Gujarat’s latest utility scale solar tender – 700 MW in Raghanesda solar park – has been undersubscribed by 100 MW. The tender was issued by Gujarat Urja Vikas Nigam, the state DISCOM holding company. Only two of the four bids were received from private companies: Tata Power and Engie (200 MW each). The other two bids were received from state government owned entities – Gujarat Industries Power Company and Gujarat State Electricity Corporation (100 MW each). This tender was reissued after cancellation of a valid completed auction in December 2018 because winning tariffs (INR 2.84 – 2.89/ kWh) were deemed unacceptably high by the state.
Gujarat made two major changes in the revised tender, both positive. The state reduced solar park charges by INR 3.8 million/MW (down 47%) in PV terms over the project life. Second, it gave a tariff guidance to the developers although the specified ceiling tariff of INR 2.70/ kWh is unviable for the chosen site as per our analysis.
It is disappointing that tenders are so routinely undersubscribed and/ or cancelled. The trend owes to an unprecedented surge in tender issuance since early 2018 when MNRE inexplicably suggested that India would aim for 227 GW of renewable energy capacity addition, instead of the 175 GW target, by March 2022. 72.6 GW of utility scale solar and wind tenders have been issued in this period (up 3.5x over 2017 on an annualised basis). But tenders have been rushed out prematurely in a desire to meet targets. As much as 17 GW of tenders have been cancelled due to poor response for a variety of reasons – badly conceptualised schemes (10,000 MW of manufacturing linked tender), land and transmission capacity constraints and unviable ceiling tariffs. Another 6.5 GW of projects have been cancelled after completion of auctions and receipt of valid bids because the DISCOMs were not prepared to pay the auction tariffs.
Net of all undersubscriptions and cancellations, total utility scale RE capacity successfully awarded since January 2018 is 20.8 GW, a lowly 29% return on total tenders issued in the period.
Figure: Status of utility scale solar and wind power tenders issued since January 2018, GW
Source: BRIDGE TO INDIA research
Note: ‘Bids submitted’ shows total project capacity for which bids have been received for the non-cancelled tenders issued since January 2018.

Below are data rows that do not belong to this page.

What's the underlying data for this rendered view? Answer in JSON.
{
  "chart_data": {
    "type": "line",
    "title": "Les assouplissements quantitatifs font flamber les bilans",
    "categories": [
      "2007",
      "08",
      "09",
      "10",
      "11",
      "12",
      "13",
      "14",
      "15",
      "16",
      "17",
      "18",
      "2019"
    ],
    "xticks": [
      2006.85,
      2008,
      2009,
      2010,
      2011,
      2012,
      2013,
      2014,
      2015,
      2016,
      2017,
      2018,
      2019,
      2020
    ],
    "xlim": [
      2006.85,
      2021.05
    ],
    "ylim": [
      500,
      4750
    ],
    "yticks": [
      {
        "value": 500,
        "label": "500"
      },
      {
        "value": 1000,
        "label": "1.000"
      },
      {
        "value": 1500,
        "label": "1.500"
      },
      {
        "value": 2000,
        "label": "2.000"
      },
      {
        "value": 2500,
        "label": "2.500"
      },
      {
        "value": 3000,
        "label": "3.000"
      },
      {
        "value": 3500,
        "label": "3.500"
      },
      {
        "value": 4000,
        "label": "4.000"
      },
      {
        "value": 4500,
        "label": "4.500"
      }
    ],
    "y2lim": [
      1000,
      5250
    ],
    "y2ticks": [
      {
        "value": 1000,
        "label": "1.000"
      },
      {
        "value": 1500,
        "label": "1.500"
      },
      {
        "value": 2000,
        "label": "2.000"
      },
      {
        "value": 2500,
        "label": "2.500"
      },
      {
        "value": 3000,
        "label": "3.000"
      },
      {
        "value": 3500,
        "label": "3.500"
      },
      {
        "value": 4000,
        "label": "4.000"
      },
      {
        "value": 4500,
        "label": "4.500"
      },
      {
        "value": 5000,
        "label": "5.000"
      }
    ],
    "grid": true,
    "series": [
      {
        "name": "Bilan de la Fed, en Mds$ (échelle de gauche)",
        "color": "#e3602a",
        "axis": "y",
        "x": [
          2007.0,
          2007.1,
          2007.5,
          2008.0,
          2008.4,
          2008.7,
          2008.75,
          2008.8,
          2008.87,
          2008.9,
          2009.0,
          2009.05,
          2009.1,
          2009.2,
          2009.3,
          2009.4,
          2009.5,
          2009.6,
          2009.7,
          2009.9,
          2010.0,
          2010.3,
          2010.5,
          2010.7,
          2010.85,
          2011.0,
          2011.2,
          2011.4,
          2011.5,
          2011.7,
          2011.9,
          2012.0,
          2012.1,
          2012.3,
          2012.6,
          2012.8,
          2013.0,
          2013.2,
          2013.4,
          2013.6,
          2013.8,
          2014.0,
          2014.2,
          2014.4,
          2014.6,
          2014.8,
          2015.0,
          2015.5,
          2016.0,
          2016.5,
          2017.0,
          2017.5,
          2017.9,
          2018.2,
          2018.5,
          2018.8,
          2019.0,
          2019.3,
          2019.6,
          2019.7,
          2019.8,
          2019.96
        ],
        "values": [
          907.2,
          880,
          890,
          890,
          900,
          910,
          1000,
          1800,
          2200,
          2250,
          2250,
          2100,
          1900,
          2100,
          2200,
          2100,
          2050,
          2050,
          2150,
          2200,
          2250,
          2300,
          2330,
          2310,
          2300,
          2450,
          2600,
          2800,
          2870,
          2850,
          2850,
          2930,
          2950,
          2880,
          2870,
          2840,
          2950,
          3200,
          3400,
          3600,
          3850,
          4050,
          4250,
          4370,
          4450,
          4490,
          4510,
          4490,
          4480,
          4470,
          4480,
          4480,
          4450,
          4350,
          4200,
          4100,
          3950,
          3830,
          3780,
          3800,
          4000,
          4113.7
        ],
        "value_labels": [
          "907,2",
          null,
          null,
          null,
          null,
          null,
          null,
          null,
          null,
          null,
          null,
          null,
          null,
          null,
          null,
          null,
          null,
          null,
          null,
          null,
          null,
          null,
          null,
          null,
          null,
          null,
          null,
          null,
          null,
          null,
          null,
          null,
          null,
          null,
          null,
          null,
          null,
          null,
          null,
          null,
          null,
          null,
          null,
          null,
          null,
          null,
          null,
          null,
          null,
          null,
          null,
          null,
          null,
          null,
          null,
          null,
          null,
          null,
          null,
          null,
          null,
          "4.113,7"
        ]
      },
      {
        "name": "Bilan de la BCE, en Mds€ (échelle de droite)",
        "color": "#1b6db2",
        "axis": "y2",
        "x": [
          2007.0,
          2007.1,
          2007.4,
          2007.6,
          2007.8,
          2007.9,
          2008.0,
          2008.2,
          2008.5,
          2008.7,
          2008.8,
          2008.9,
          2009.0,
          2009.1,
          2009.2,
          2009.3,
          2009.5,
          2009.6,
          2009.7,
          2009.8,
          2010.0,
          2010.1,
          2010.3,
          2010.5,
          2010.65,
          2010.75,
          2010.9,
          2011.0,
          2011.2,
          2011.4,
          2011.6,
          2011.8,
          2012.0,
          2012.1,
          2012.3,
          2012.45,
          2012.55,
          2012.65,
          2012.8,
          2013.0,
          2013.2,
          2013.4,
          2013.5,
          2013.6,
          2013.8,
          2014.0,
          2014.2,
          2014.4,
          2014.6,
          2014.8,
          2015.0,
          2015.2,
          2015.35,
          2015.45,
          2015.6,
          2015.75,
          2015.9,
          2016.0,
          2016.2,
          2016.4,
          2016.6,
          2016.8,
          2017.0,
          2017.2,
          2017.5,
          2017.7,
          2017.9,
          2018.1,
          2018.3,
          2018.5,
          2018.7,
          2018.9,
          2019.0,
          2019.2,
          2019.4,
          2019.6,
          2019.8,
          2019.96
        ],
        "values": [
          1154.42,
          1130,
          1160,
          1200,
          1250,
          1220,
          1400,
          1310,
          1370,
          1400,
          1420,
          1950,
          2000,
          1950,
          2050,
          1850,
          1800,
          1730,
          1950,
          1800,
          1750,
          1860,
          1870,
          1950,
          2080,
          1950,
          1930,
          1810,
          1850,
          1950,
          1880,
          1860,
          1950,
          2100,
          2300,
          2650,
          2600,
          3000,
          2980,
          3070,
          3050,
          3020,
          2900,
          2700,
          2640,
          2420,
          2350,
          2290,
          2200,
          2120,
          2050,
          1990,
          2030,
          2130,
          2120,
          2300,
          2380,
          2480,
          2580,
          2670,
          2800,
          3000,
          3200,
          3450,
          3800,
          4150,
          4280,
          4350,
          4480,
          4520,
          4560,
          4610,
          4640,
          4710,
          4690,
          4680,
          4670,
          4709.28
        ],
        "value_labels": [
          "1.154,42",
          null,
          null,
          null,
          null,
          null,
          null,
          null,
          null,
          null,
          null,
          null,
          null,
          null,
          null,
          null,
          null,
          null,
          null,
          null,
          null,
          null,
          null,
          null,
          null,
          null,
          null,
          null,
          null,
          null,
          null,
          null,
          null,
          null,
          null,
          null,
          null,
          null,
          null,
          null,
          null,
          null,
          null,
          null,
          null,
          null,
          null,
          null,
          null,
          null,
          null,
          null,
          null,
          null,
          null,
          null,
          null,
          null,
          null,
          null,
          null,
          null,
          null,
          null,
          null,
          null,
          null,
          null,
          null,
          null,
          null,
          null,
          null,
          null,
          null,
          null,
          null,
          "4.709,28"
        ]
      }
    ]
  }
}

Amongst all the challenges faced by the RE sector in the last year, the growing incidence of undersubscriptions and cancellations is the most unnecessary. It is self-inflicted and impossible to justify. We believe that the ensuing sense of chaos sends a dangerous message to investors – callous tendering authorities, environment of suspicion and risk of PPA renegotiation or even default. India is heavily dependent on fickle international capital for realising its RE ambitions and the government needs to be extra careful here. MNRE should step in immediately and take urgent action to fix the crisis.